PLP : Comment peut-on aujourd’hui leur redonner confiance en l’avenir ?
– S.M. : Ce n’est pas facile parce qu’on est tous obligé de dire qu’on est dans l’impasse. Mais j’ai envie de vous livrer un souvenir qui me remonte le moral. C’était après Jénine. J’avais passé plusieurs jours à entendre des témoignages abominables et j’en étais arrivée au point de me dire qu’il y avait un fossé entre eux et moi qui n’avais pas vécu les choses horribles que ces gens avaient vécues. Comme si nous n’étions plus du même monde. C’était très, très dur. Ils voulaient mourir, se venger. Ils ne croyaient plus en l’avenir et ils étaient prêts à exploser de rage.
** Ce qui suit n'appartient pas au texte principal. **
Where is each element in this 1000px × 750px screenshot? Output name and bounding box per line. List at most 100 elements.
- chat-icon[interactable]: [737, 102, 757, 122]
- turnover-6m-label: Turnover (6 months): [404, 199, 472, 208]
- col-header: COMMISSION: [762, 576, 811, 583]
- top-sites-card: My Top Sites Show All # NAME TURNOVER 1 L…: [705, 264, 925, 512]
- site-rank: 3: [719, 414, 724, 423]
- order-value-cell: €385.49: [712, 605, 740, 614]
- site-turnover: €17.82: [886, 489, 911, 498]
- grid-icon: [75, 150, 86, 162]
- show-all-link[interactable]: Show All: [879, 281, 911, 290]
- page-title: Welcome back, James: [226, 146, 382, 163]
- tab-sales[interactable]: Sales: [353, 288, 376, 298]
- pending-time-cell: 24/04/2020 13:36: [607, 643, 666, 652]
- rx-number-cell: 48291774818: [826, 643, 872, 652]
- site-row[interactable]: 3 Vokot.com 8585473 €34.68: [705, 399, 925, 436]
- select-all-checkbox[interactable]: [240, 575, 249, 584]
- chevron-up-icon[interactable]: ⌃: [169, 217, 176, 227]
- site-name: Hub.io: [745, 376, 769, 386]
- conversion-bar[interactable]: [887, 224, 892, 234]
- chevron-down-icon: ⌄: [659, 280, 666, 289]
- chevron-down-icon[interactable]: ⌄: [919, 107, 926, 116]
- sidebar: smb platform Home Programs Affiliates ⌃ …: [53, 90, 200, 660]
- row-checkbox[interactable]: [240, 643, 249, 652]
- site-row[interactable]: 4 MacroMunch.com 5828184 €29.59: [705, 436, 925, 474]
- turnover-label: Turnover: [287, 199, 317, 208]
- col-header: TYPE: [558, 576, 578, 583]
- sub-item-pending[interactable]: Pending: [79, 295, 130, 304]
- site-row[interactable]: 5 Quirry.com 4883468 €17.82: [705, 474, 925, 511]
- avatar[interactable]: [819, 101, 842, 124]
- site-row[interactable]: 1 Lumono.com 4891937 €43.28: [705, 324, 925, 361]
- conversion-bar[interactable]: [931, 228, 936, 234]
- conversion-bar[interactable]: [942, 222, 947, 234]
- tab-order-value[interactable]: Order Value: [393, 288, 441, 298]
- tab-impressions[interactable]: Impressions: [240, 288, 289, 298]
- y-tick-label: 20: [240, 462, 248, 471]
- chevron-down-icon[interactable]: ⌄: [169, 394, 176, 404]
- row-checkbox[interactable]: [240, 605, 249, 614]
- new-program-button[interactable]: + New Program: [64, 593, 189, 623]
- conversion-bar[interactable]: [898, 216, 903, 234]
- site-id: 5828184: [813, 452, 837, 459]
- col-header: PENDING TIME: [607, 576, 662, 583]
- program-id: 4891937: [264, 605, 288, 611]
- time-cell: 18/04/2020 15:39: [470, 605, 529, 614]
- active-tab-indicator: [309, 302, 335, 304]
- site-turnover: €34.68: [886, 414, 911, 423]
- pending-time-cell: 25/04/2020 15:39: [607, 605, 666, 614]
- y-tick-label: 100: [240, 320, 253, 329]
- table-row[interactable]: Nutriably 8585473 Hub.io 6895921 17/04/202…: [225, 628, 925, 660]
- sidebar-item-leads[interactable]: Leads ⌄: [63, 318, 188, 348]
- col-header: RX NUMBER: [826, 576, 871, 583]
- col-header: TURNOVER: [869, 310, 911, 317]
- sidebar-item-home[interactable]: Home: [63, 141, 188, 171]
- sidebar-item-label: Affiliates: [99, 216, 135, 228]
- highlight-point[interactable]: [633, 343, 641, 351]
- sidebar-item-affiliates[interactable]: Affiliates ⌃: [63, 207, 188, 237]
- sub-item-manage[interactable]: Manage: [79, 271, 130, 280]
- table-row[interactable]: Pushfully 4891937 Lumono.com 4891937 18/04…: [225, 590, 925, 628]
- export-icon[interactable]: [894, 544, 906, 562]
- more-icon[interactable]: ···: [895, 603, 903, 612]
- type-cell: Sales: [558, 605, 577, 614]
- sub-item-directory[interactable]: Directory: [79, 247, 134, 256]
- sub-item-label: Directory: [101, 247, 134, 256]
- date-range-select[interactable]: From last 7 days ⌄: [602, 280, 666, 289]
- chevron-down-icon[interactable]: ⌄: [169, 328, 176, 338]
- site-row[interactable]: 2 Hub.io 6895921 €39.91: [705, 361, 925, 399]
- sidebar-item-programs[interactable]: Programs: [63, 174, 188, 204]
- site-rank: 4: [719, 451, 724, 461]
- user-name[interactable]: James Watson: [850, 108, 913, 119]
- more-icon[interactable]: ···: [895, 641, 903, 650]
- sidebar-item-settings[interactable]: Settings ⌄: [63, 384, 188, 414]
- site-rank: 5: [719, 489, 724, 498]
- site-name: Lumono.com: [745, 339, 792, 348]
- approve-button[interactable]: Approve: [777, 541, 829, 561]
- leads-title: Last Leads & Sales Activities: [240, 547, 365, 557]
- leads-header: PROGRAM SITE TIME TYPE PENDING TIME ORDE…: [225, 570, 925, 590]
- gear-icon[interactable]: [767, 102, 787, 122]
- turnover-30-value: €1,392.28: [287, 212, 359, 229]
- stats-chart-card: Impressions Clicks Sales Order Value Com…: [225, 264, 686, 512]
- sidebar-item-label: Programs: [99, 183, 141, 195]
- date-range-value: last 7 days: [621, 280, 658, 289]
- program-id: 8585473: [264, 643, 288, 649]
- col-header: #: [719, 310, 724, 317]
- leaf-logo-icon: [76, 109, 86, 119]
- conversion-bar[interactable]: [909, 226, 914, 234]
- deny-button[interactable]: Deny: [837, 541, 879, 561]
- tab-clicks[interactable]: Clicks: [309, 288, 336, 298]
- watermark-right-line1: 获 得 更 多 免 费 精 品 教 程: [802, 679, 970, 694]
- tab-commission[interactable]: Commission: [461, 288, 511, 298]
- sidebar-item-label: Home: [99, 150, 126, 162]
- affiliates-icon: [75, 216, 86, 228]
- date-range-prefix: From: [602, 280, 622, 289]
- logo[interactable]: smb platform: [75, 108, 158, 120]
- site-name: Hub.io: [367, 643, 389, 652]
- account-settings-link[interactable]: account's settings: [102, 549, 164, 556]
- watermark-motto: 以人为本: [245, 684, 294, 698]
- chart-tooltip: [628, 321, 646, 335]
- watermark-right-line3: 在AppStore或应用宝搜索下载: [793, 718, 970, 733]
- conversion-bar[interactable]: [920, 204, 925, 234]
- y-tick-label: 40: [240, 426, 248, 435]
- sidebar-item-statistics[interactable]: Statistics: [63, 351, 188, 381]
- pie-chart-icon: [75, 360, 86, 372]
L’Unicef organisait alors une journée festive avec le Croissant rouge palestinien. Ils s’étaient demandé s’il fallait la maintenir, alors qu’on était à côté des ruines du camp et qu’on ne savait pas s’il n’y avait pas encore des cadavres sous les décombres. Ils ont fait le pari de la maintenir, malgré tout. Ils attendaient environ cent cinquante jeunes. Le jour dit, les parents ont amené les enfants. Ils avaient pris soin de bien les habiller. Mais le flot s’est épaissi au point que les organisateurs ont décidé de fermer les grilles. Et là, c’était l’émeute. Les parents disaient : « on veut que nos enfants s’amusent, qu’ils aient du bon temps. » Ils ont dû rouvrir les grilles et tout le monde est entré. Pour moi, c’était très important. Je me suis dit que finalement, il n’y avait pas un fossé entre moi et eux ; que cette violence, cette envie de mourir, il suffirait de presque rien, d’un retournement vers une vie normale, pour qu’une bonne partie de la population se remette à sourire, à prendre du plaisir. C’est ce qui me permet de rester un peu optimiste.